Ten langen leste ben ik weer terug op het weitje, zoals ik dat het beste ken. Een briesje duwt korte golven dwars over de deining en het licht, verstrooid door een hemel in grijstrappen, geeft springende schaduwen in getande contouren. Op het weitje duiken scharlaken pimpernellen op als vriendelijke bloeddruppeltjes voor mijn argeloze ogen. Een vlucht spreeuwen zoeft als een vliegend tapijt voorbij en landt kwetterend op aangespoeld, uitgedroogd zeewier. Ik ben nu dan echt aangekomen.
Langs 'Funny Lane' motregende het toen ik tussen de gierende braamstruiken door reed. Toch hebben ze al die keren dat ik er sinds 2003 langsreed nooit ergere schade veroorzaakt aan de lak, dan de krassen die ze maakten in het aangekoekte vuil. En plotsklaps bedacht ik. Wat ik altijd ondergaan had als een bedreiging vanwege de overeenkomst in geluid met het krijsende krijten van een slechte leraar op een schoolbord, was in feite een natuurlijke borstelbeurt. Mijn hoogsteigen wasstraat! Op deze manier wordt het zeezout, dat er op al die winderige dagen rijkelijk overheen werd geblazen, er grondig afgeschrobd en blijft de bus in puike conditie.
De pluimen van het strogele, weer groen uitgegroeide gras buigen zich mee met de wind als zoeken ze schuil in afgewende eerbied. Zelfs op mijn eigen hoekje, bereden en vertrapt, spruit gras, nat tot de enkels als het heeft geregend. De zuring, die voorheen aan 't keukenpad te vlaggen stond, roest stijf in kleuren diep als corton staal. De andere, die tot vervelens toe me de broek tot boven kniehoog doorweekten en die ik daarom wegbond met strengen kleefkruid, is nu overwonnen door akkerwinde, dat trots haar greep viert met sneeuwwitte kelken. En langs de oostmuur kroont nog maar één bloem de zonverbrande bladertoppen van montbretia’s.
Het ontwortelde ogentroost, zo dicht opeen aan het pad dat langs Lackanishka loopt en dat ik in een wolkbreuk van optimisme op mijn keukendak plantte moet zijn weggeblazen door de wind. Het varkensgras heeft een kei beslopen en spreidt haar stengels plat over haar plekje. En vanuit de grykes overgroeit een anonieme, bloedlinke schermbloemige de rotsen, oftewel spekglad wanneer betreden.

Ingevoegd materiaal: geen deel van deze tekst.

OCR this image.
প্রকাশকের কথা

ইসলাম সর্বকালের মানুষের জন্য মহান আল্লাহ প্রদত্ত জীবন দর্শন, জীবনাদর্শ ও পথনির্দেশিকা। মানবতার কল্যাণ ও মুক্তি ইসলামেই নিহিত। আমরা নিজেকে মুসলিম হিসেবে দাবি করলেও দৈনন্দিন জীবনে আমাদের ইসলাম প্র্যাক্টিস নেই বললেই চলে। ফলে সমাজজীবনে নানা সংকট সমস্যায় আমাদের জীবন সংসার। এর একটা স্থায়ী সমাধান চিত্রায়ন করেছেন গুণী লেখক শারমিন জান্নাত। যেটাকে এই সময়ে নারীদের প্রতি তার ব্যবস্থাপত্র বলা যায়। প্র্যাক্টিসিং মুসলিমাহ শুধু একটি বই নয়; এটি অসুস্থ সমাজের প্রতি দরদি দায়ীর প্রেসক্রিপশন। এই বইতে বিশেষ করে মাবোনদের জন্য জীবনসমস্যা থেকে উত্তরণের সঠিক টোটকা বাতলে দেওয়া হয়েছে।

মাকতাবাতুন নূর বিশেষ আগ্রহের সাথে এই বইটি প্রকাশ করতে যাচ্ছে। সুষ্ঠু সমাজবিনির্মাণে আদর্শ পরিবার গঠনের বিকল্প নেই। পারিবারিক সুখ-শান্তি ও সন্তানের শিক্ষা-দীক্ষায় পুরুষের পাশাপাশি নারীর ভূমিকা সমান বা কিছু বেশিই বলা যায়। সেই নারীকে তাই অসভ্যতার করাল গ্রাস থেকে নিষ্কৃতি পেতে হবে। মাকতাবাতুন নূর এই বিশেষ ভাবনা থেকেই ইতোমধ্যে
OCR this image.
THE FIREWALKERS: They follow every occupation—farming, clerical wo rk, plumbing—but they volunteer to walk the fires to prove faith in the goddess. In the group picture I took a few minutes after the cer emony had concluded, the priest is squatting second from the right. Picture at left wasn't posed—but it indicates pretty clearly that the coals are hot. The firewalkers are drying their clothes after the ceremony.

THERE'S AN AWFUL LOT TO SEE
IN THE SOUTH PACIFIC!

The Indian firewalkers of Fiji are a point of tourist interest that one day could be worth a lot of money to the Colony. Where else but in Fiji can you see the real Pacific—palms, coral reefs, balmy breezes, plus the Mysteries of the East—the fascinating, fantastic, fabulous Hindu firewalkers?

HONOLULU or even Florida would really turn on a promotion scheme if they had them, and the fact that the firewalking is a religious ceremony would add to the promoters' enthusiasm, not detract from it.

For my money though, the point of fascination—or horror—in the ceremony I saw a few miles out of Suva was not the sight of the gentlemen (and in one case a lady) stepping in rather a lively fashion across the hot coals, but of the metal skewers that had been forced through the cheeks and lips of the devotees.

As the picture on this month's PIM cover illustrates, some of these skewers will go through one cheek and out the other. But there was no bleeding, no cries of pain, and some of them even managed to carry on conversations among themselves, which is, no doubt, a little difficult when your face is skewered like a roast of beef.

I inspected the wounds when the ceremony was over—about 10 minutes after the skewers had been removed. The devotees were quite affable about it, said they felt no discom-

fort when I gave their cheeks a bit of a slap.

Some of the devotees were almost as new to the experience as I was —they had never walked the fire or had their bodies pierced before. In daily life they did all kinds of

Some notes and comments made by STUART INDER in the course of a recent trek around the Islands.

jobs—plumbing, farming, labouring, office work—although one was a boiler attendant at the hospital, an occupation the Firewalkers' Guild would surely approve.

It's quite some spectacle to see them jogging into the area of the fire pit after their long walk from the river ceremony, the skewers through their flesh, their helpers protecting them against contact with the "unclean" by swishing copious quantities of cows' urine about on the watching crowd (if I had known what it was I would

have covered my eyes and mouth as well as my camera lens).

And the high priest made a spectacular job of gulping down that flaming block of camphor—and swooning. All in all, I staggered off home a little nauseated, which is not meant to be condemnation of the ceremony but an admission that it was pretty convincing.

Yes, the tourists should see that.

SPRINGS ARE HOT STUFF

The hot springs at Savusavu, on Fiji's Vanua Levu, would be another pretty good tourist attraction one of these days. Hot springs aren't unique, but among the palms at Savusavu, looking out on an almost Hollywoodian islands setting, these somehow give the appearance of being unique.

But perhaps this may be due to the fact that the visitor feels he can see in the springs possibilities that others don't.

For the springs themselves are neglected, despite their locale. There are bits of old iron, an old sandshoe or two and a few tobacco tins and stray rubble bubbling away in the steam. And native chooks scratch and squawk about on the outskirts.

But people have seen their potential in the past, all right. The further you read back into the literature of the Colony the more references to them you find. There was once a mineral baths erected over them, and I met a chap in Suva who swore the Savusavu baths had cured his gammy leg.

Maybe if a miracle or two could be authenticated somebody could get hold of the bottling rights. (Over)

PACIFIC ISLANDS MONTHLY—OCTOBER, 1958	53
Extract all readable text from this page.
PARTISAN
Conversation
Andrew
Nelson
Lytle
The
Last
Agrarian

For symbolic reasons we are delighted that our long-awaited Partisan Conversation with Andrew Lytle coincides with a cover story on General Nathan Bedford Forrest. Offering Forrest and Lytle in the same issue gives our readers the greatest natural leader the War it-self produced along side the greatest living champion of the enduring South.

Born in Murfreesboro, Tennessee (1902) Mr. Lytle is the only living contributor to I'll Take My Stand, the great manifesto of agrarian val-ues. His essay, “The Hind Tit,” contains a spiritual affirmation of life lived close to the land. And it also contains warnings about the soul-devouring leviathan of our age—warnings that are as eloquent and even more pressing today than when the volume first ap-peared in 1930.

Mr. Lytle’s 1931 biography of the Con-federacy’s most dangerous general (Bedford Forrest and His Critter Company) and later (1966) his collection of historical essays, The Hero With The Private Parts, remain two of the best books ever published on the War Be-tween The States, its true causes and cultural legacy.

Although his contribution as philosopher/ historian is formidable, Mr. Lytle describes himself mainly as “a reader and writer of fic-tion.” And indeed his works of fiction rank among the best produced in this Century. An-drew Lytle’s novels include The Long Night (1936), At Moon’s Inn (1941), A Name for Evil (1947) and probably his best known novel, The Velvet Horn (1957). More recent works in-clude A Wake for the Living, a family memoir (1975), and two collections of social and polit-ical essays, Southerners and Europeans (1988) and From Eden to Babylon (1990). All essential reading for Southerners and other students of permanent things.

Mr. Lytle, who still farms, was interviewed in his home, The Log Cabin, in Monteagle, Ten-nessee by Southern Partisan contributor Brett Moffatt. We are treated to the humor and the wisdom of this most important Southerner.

Op het belletje van Silke, dat door zwangere Tibetaanse vrouwen wordt gerinkeld voor hun nog ongeboren kindje, reageerde Dusty door op haar zij te gaan liggen met haar buik bij het belletje.
Indirect wijst steeds meer op een waarschijnlijke zwangerschap van Dusty. Verscheidene keren heeft ze al mensen uit het water geduwd en een paar heeft ze met haar snuit op het borstbeen gestoten. Dit duidt op territoriumgedrag en ze doet dit zonder enige aanleiding.
Mocht je, gewaarschuwd voor twee, toch nog het water in willen, blijf dan tenminste in het ondiepe. Daar moet ze voorzichtiger manoeuvreren en heeft ze de ruimte om weg te zwemmen. Maak van een dra ma geen drama.